Un exemple qui illustre avec une vivacité particulière la prédication orale de saint Josémaria sur la communion des saints a eu lieu à Buenos Aires, au Teatro Coliseo. C’était le 26 juin 1974, un an avant son départ au Ciel, lors de la dernière rencontre de son voyage en Argentine, la plus multitudinaire. Le soir précédent, il se demandait avec une certaine inquiétude s’il était possible pour des milliers de personnes de se rassembler dans un endroit pour entendre un prêtre parler de Dieu – « un prêtre qui ne dit rien d’autre que des choses archiconnues » (AVP, III, p. 707). Son inquiétude trouva une réponse à la vue du lieu bondé, ce qui l’amena immédiatement à réfléchir à la puissance de la prière, principalement de ceux qui, dans d’autres parties du monde priaient pour son voyage, c’est-à-dire à la communion des saints, à laquelle il fit allusion à plusieurs reprises tout au long de cette rencontre. Nous avons choisi ici quelques paragraphes : « Si maintenant que je suis ici, nous pouvons avoir ces conversations si affectueuses – personne ne pourrait dire que nous sommes ici au moins quatre mille personnes, mais une douzaine – si nous pouvons les avoir, c’est parce qu’ils prient partout dans le monde. (...) Nous formons une grande Communion des Saints : ils nous envoient en abondance le sang artériel plein d’oxygène, pur, propre : c’est pourquoi nous pouvons converser ainsi, c’est pourquoi nous nous trouvons bien. Sinon, vous ne le supporteriez pas, mes enfants. Vous diriez : ce petit curé peut rentrer chez lui. Et au lieu de cela, vous me dites : Père, restez » (Catéchèse en Amérique, I, 1974, pp. 606-611 : AGP, Biblioteca, P05).

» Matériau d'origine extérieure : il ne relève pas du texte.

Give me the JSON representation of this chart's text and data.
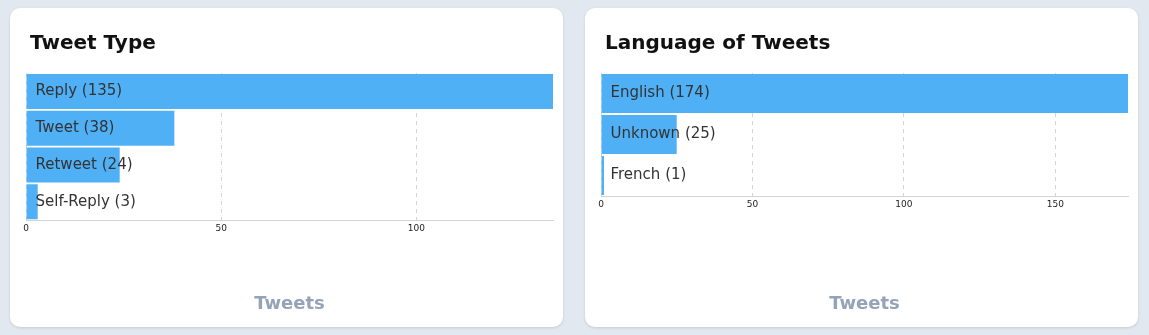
{
  "chart_data": [
    {
      "type": "bar",
      "orientation": "horizontal",
      "title": "Tweet Type",
      "xlabel": "Tweets",
      "categories": [
        "Reply (135)",
        "Tweet (38)",
        "Retweet (24)",
        "Self-Reply (3)"
      ],
      "values": [
        135,
        38,
        24,
        3
      ],
      "color": "#4fb0f6",
      "xlim": [
        0,
        135
      ],
      "xticks": [
        0,
        50,
        100
      ],
      "grid": "x"
    },
    {
      "type": "bar",
      "orientation": "horizontal",
      "title": "Language of Tweets",
      "xlabel": "Tweets",
      "categories": [
        "English (174)",
        "Unknown (25)",
        "French (1)"
      ],
      "values": [
        174,
        25,
        1
      ],
      "color": "#4fb0f6",
      "xlim": [
        0,
        174
      ],
      "xticks": [
        0,
        50,
        100,
        150
      ],
      "grid": "x"
    }
  ]
}
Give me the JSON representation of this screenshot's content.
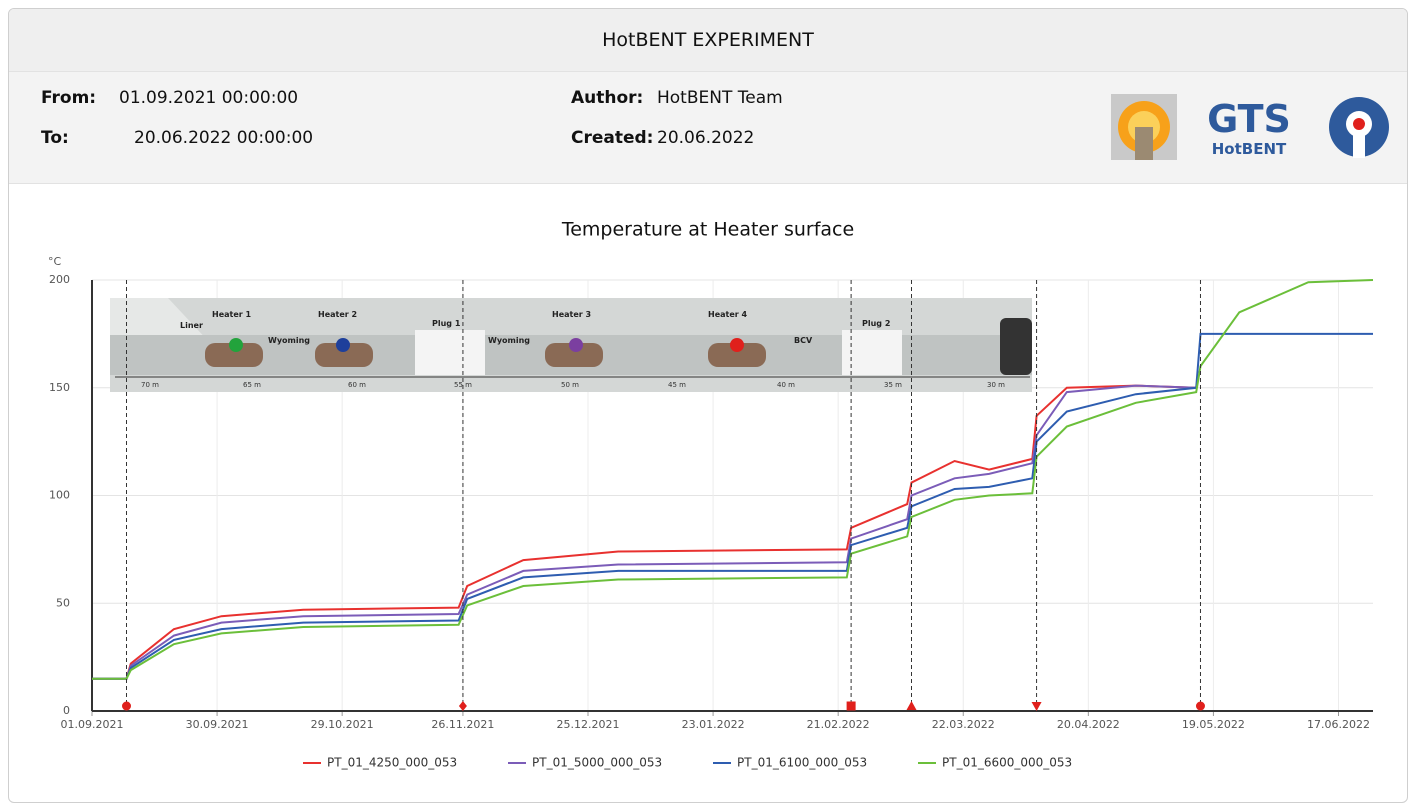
{
  "header": {
    "title": "HotBENT EXPERIMENT",
    "from_label": "From:",
    "from": "01.09.2021 00:00:00",
    "to_label": "To:",
    "to": "20.06.2022 00:00:00",
    "author_label": "Author:",
    "author": "HotBENT Team",
    "created_label": "Created:",
    "created": "20.06.2022",
    "logo_title": "GTS",
    "logo_subtitle": "HotBENT"
  },
  "inset": {
    "labels": [
      "Liner",
      "Heater 1",
      "Wyoming",
      "Heater 2",
      "Plug 1",
      "Wyoming",
      "Heater 3",
      "Heater 4",
      "BCV",
      "Plug 2"
    ],
    "scale": [
      "70 m",
      "65 m",
      "60 m",
      "55 m",
      "50 m",
      "45 m",
      "40 m",
      "35 m",
      "30 m"
    ]
  },
  "chart_data": {
    "type": "line",
    "title": "Temperature at Heater surface",
    "y_unit": "°C",
    "x": [
      "2021-09-01",
      "2021-09-09",
      "2021-09-10",
      "2021-09-20",
      "2021-10-01",
      "2021-10-20",
      "2021-11-25",
      "2021-11-27",
      "2021-12-10",
      "2022-01-01",
      "2022-02-23",
      "2022-02-24",
      "2022-03-09",
      "2022-03-10",
      "2022-03-20",
      "2022-03-28",
      "2022-04-07",
      "2022-04-08",
      "2022-04-15",
      "2022-05-01",
      "2022-05-15",
      "2022-05-16",
      "2022-05-25",
      "2022-06-10",
      "2022-06-25"
    ],
    "series": [
      {
        "name": "PT_01_4250_000_053",
        "color": "#e8312f",
        "values": [
          15,
          15,
          22,
          38,
          44,
          47,
          48,
          58,
          70,
          74,
          75,
          85,
          96,
          106,
          116,
          112,
          117,
          137,
          150,
          151,
          150,
          null,
          null,
          null,
          null
        ]
      },
      {
        "name": "PT_01_5000_000_053",
        "color": "#7b5cb8",
        "values": [
          15,
          15,
          21,
          35,
          41,
          44,
          45,
          54,
          65,
          68,
          69,
          80,
          89,
          100,
          108,
          110,
          115,
          128,
          148,
          151,
          150,
          null,
          null,
          null,
          null
        ]
      },
      {
        "name": "PT_01_6100_000_053",
        "color": "#2e5db0",
        "values": [
          15,
          15,
          20,
          33,
          38,
          41,
          42,
          52,
          62,
          65,
          65,
          77,
          85,
          95,
          103,
          104,
          108,
          125,
          139,
          147,
          150,
          175,
          175,
          175,
          175
        ]
      },
      {
        "name": "PT_01_6600_000_053",
        "color": "#6bbf3a",
        "values": [
          15,
          15,
          19,
          31,
          36,
          39,
          40,
          49,
          58,
          61,
          62,
          73,
          81,
          90,
          98,
          100,
          101,
          118,
          132,
          143,
          148,
          160,
          185,
          199,
          200
        ]
      }
    ],
    "events": [
      {
        "x": "2021-09-09",
        "marker": "circle"
      },
      {
        "x": "2021-11-26",
        "marker": "diamond"
      },
      {
        "x": "2022-02-24",
        "marker": "square"
      },
      {
        "x": "2022-03-10",
        "marker": "triangle-up"
      },
      {
        "x": "2022-04-08",
        "marker": "triangle-down"
      },
      {
        "x": "2022-05-16",
        "marker": "circle"
      }
    ],
    "event_color": "#e0201c",
    "xlim": [
      "2021-09-01",
      "2022-06-25"
    ],
    "xticks": [
      {
        "value": "2021-09-01",
        "label": "01.09.2021"
      },
      {
        "value": "2021-09-30",
        "label": "30.09.2021"
      },
      {
        "value": "2021-10-29",
        "label": "29.10.2021"
      },
      {
        "value": "2021-11-26",
        "label": "26.11.2021"
      },
      {
        "value": "2021-12-25",
        "label": "25.12.2021"
      },
      {
        "value": "2022-01-23",
        "label": "23.01.2022"
      },
      {
        "value": "2022-02-21",
        "label": "21.02.2022"
      },
      {
        "value": "2022-03-22",
        "label": "22.03.2022"
      },
      {
        "value": "2022-04-20",
        "label": "20.04.2022"
      },
      {
        "value": "2022-05-19",
        "label": "19.05.2022"
      },
      {
        "value": "2022-06-17",
        "label": "17.06.2022"
      }
    ],
    "ylim": [
      0,
      200
    ],
    "yticks": [
      0,
      50,
      100,
      150,
      200
    ],
    "grid": true
  }
}
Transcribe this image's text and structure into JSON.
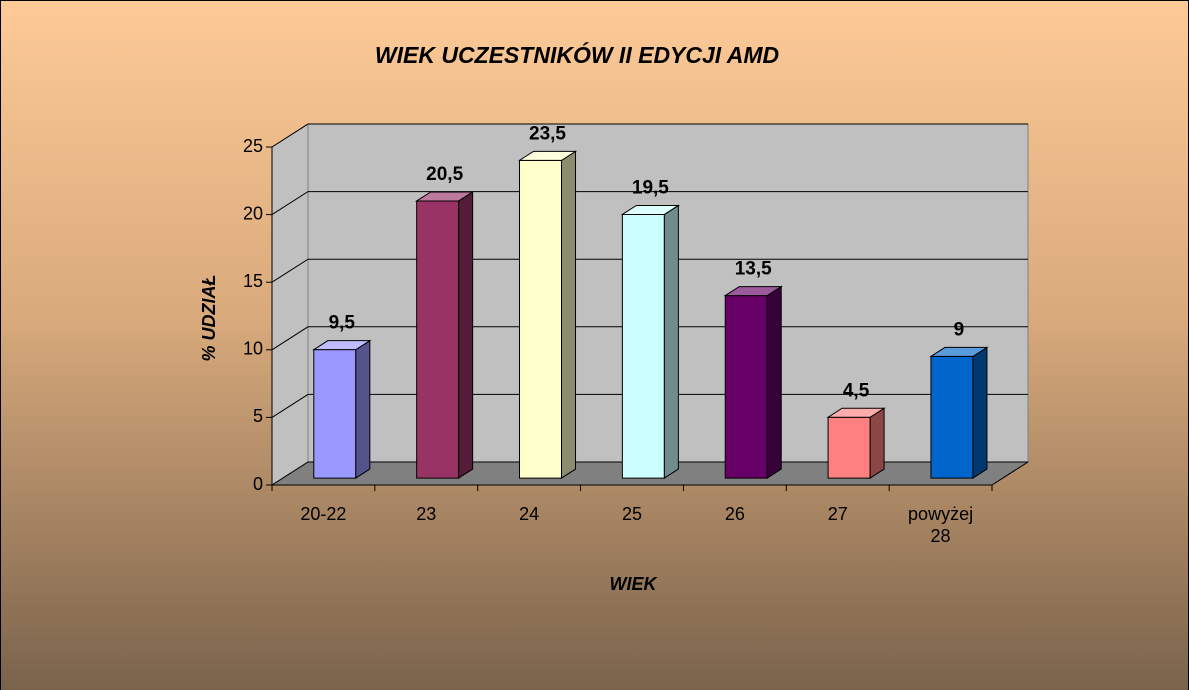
{
  "chart_data": {
    "type": "bar3d",
    "title": "WIEK UCZESTNIKÓW II EDYCJI AMD",
    "x_label": "WIEK",
    "y_label": "% UDZIAŁ",
    "categories": [
      "20-22",
      "23",
      "24",
      "25",
      "26",
      "27",
      "powyżej 28"
    ],
    "values": [
      9.5,
      20.5,
      23.5,
      19.5,
      13.5,
      4.5,
      9
    ],
    "value_labels": [
      "9,5",
      "20,5",
      "23,5",
      "19,5",
      "13,5",
      "4,5",
      "9"
    ],
    "colors": [
      "#9999ff",
      "#993366",
      "#ffffcc",
      "#ccffff",
      "#660066",
      "#ff8080",
      "#0066cc"
    ],
    "ylim": [
      0,
      25
    ],
    "yticks": [
      0,
      5,
      10,
      15,
      20,
      25
    ],
    "grid": true
  }
}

Le dogme de la communion des saints nous place devant la réalité d’une Église qui vit en vertu de la communion avec les sancta, les saints rites, les sacrements. Et, par conséquent, elle est constituée comme une communion de saints (sancti),comme la participation de tous ses membres à la vie même du Christ. La communion des saints implique qu’aucun chrétien ne peut se sentir seul. Et en même temps elle implique que personne ne peut considérer qu’il grandit en tant que chrétien en vertu de sa propre force, mais plutôt grâce à l’aide qu’il reçoit du Christ et de son corps mystique. C’est donc une source de force, d’espérance et, en même temps, d’humilité.
Thèmes connexes : Dévotion, dévotions ; Saint-Esprit ; Eucharistie ; Fraternité ; Église.
Bibliographie : CEC, nn. 946-958 Congrégation pour la Doctrine de la Foi, Cart. Communionis notio, 1992 ; Blanca Castilla de Cortázar, « Communion de Personnes » et dualité homme-femme », dans Études sur le Catéchisme de l’Église Catholique, Madrid, Unión Editorial, 1996, pp. 163-194 ; Paul Émile Mersch, » Communion des saints », in DSp, II, 1995, cols. 1292-1294 ; Paul O’Callaghan, « Communion des Saints », dans César Izquierdo (dir.) ; Jutta Burgraff - Félix María Arocena, Dictionnaire de Théologie, Pampelune, EUNSA, 2006, pp. 142-146 ; Joseph Ratzinger, Fraternité chrétienne, Barcelone, Taurus, 1962 ; Pedro Rodríguez L’Église. Mystère et mission, Madrid, Cristiandad, 2007 Id., « La compréhension de l’Église dans Chemin »,in GVQ, V/1, pp. 199-212.